Delegados da PF solicitam impedimento de Paulo Gonet em caso Master e criticam apuração externa da PGR
A Associação dos Delegados de Polícia Federal (ADPF) manifestou indignação e preocupação com a instauração de um Procedimento de Controle Externo da Atividade Policial pela Procuradoria-Geral da República (PGR). A entidade, que representa mais de 2.300 delegados, enviou um documento ao ministro André Mendonça, do Supremo Tribunal Federal (STF), solicitando que o Procurador-Geral da República, Paulo Gonet, se declare impedido de atuar no caso Master.
A polêmica gira em torno de um relatório da Polícia Federal (PF) que apontou uma relação próxima entre o banqueiro Daniel Vorcaro e o ministro Alexandre de Moraes. O próprio Gonet também é citado no documento, e a PGR iniciou uma apuração para investigar uma possível interferência externa no relatório, conforme solicitado por Gonet ao presidente do STF, Edson Fachin.
A ADPF defende o arquivamento da apuração da PGR, argumentando que o órgão não é uma instância de revisão de decisões judiciais. A associação considera que direcionar o questionamento aos executores da ordem transfere a controvérsia para quem cumpriu uma determinação judicial, submetendo a decisão de um ministro do STF a um escrutínio indireto. Conforme divulgado pela própria ADPF, a entidade cita normas de impedimento aplicáveis a procuradores, semelhantes às da magistratura, e afirma que o relatório em questão foi produzido por determinação do ministro relator do caso no STF.

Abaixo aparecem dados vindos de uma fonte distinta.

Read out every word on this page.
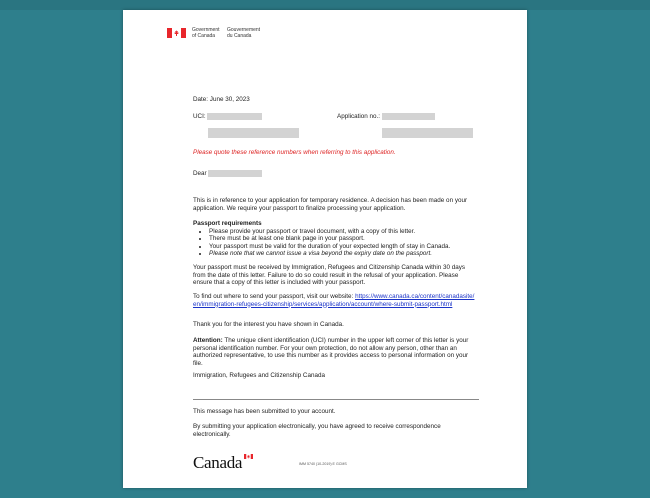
Government
of Canada
Gouvernement
du Canada
Date: June 30, 2023
UCI:	Application no.:
Please quote these reference numbers when referring to this application.
Dear
This is in reference to your application for temporary residence. A decision has been made on your application. We require your passport to finalize processing your application.
Passport requirements
• Please provide your passport or travel document, with a copy of this letter.
• There must be at least one blank page in your passport.
• Your passport must be valid for the duration of your expected length of stay in Canada.
• Please note that we cannot issue a visa beyond the expiry date on the passport.
Your passport must be received by Immigration, Refugees and Citizenship Canada within 30 days from the date of this letter. Failure to do so could result in the refusal of your application. Please ensure that a copy of this letter is included with your passport.
To find out where to send your passport, visit our website: https://www.canada.ca/content/canadasite/en/immigration-refugees-citizenship/services/application/account/where-submit-passport.html
Thank you for the interest you have shown in Canada.
Attention: The unique client identification (UCI) number in the upper left corner of this letter is your personal identification number. For your own protection, do not allow any person, other than an authorized representative, to use this number as it provides access to personal information on your file.
Immigration, Refugees and Citizenship Canada
This message has been submitted to your account.
By submitting your application electronically, you have agreed to receive correspondence electronically.
Canada	IMM 5740 (10-2019) E GCMS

ADPF contesta controle externo da PGR e pede arquivamento da investigação
Em nota pública, a ADPF ressaltou que os delegados e servidores que elaboraram o relatório cumpriram uma ordem judicial estritamente dentro dos limites estabelecidos, sem margem para juízo próprio de conveniência. A entidade enfatiza que o controle externo da atividade policial, previsto na Constituição Federal, é uma garantia de legalidade e respeito aos direitos fundamentais, não configurando uma relação hierárquica ou um poder disciplinar sobre os delegados e agentes.
A associação argumenta que, caso a PGR entenda que a decisão que determinou a elaboração do relatório é irregular, a via adequada seria o processo no STF, e não a instauração de um controle externo que, segundo a ADPF, desvirtua o instrumento e compromete o patrimônio institucional construído entre a PF e o MPF.
Normas de impedimento e citação nominal de Gonet levantam suspeitas na ADPF
A ADPF cita o artigo 258 do Código de Processo Penal, que estende aos órgãos do Ministério Público as regras de impedimento e suspeição dos juízes, com o objetivo de vedar que alguém decida em causa própria. A associação observa que o relatório em questão cita nominalmente o Procurador-Geral da República, o que, objetivamente, teria um efeito intimidatório sobre os investigadores.
Diante desse cenário, a ADPF requer que Paulo Gonet se declare impedido de atuar em procedimentos relacionados aos fatos em que é citado, seja como fiscal da lei ou como titular do controle externo. A entidade também pede o arquivamento do procedimento instaurado pela PGR, por considerar ser uma via inadequada para questionar um ato do STF.
Investigação completa e sem seletividade é exigida pela associação
Por fim, a Associação Nacional dos Delegados de Polícia Federal exige que os fatos que vieram à tona com a Operação Compliance Zero sejam apurados em toda a sua extensão, sem qualquer tipo de seletividade em relação às autoridades envolvidas. A entidade se compromete a prestar assistência integral aos seus associados que sejam alcançados por procedimentos instaurados sob essas circunstâncias, reafirmando que a defesa da capacidade do Estado de investigar sem receio de retaliação é fundamental.
A nota da ADPF foi divulgada em Brasília, no dia 5 de setembro de 2026.